Security Council: this morning, the Security Council held an open debate on peacebuilding.  The SG told the Council that success requires patient, long-term commitments and the involvement of a wide range of actors working together. He noted that the UN is making progress in countries like Burundi, Haiti, Nepal, and Sierra Leone. In order to improve peacebuilding efforts, he said predictable financing, effective partnerships and putting women at the heart of efforts are key.  In her remarks, Ambassador Rice said the Peacebuilding Commission (PBC) must do more to link the work in NY to the field and better coordinate efforts with other international institutions and a range of actors including academia, NGOs and BWIs.  She also spoke of the need for better recruitment of civilian peacebuilding experts (an issue likely to be addressed in the 2011 PBC Review), the incorporation of women throughout the process and strengthening the capacity of local leaders and communities to build sustainable peace.  On a separate note, the SC voted unanimously to extend its authorization of the International Security Assistance Force (ISAF) in Afghanistan for a year.

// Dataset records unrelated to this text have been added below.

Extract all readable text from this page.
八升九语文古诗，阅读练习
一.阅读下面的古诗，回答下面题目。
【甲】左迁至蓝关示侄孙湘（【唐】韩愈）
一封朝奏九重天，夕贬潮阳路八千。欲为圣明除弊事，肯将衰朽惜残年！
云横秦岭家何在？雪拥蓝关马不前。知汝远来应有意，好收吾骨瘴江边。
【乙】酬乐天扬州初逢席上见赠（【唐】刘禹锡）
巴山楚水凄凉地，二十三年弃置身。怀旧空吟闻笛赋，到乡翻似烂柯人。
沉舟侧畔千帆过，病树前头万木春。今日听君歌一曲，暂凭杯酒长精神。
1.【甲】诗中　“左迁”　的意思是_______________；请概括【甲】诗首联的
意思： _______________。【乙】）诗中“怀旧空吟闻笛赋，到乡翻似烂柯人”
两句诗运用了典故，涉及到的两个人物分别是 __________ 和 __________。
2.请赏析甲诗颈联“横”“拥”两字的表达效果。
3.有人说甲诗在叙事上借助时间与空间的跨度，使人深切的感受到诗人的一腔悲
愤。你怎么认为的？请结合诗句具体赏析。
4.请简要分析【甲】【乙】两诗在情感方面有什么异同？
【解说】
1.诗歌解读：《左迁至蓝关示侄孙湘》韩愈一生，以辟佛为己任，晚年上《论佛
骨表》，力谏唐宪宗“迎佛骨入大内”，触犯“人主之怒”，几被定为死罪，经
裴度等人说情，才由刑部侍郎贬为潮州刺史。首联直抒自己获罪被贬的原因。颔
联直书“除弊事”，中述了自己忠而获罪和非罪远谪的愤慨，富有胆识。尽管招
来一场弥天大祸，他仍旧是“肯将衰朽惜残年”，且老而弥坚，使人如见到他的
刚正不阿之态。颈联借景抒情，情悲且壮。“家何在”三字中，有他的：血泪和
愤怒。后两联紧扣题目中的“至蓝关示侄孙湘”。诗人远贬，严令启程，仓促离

Sudan: today, the SG’s newly formed Panel on the Referenda in Sudan met with Salva Kiir, the President of the Government of Southern Sudan, and the First VP of Sudan in Juba.  They discussed issues such as how to make the referenda process as free and fair as possible and security arrangement during the campaign, as well as post-referenda challenges.  The Panel’s chair, former Tanzanian President Benjamin Mkapa, said that he believes a credible result can be achieved by January 9, 2011.

Fistula in the Third Committee: earlier this week in the GA’s Third Committee (tasked with social, humanitarian and cultural issues), a Report of the SG on “Supporting efforts to end obstetric fistula” was introduced.  The Report makes several recommendations to States, among them: addressing underlying social, cultural and economic determinants of maternal death and disability; addressing inequalities of care in rural areas and urban poor; implementing national maternal health and obstetric fistula programs; making services geographically and financially accessible and culturally acceptable; mobilizing communities so they are empowered with respect to maternal health needs and strengthening interventions to keep adolescent girls in school and stop child marriages.  Partnerships are also highlighted to address the “multifaceted determinants of maternal mortality and morbidity”.  Specifically, the Report estimates $1.2 billion is needed for family planning and $6 billion for maternal health care per year to support priority countries in the achievement of MDG 5.  Additionally, between now and 2015 an estimated $750 million is needed to treat existing and new cases of fistula.

Flood Relief in Pakistan: Rauf Engin Soysal, the SG’s new Special Envoy for Assistance to Pakistan, visited Sindh today and met with families and local authorities, stressing the continued urgency of the humanitarian situation: “Seeing the devastation firsthand and speaking with flood affected families confirmed the astonishing reality of a continuing emergency for millions of people, and even two months on, the world must not forget those in Pakistan still in urgent need of humanitarian assistance.”

International Day for Disaster Reduction: to mark the International Day today, the SG issued a message underlining that the poorest are the most vulnerable to natural disasters and urging preparedness.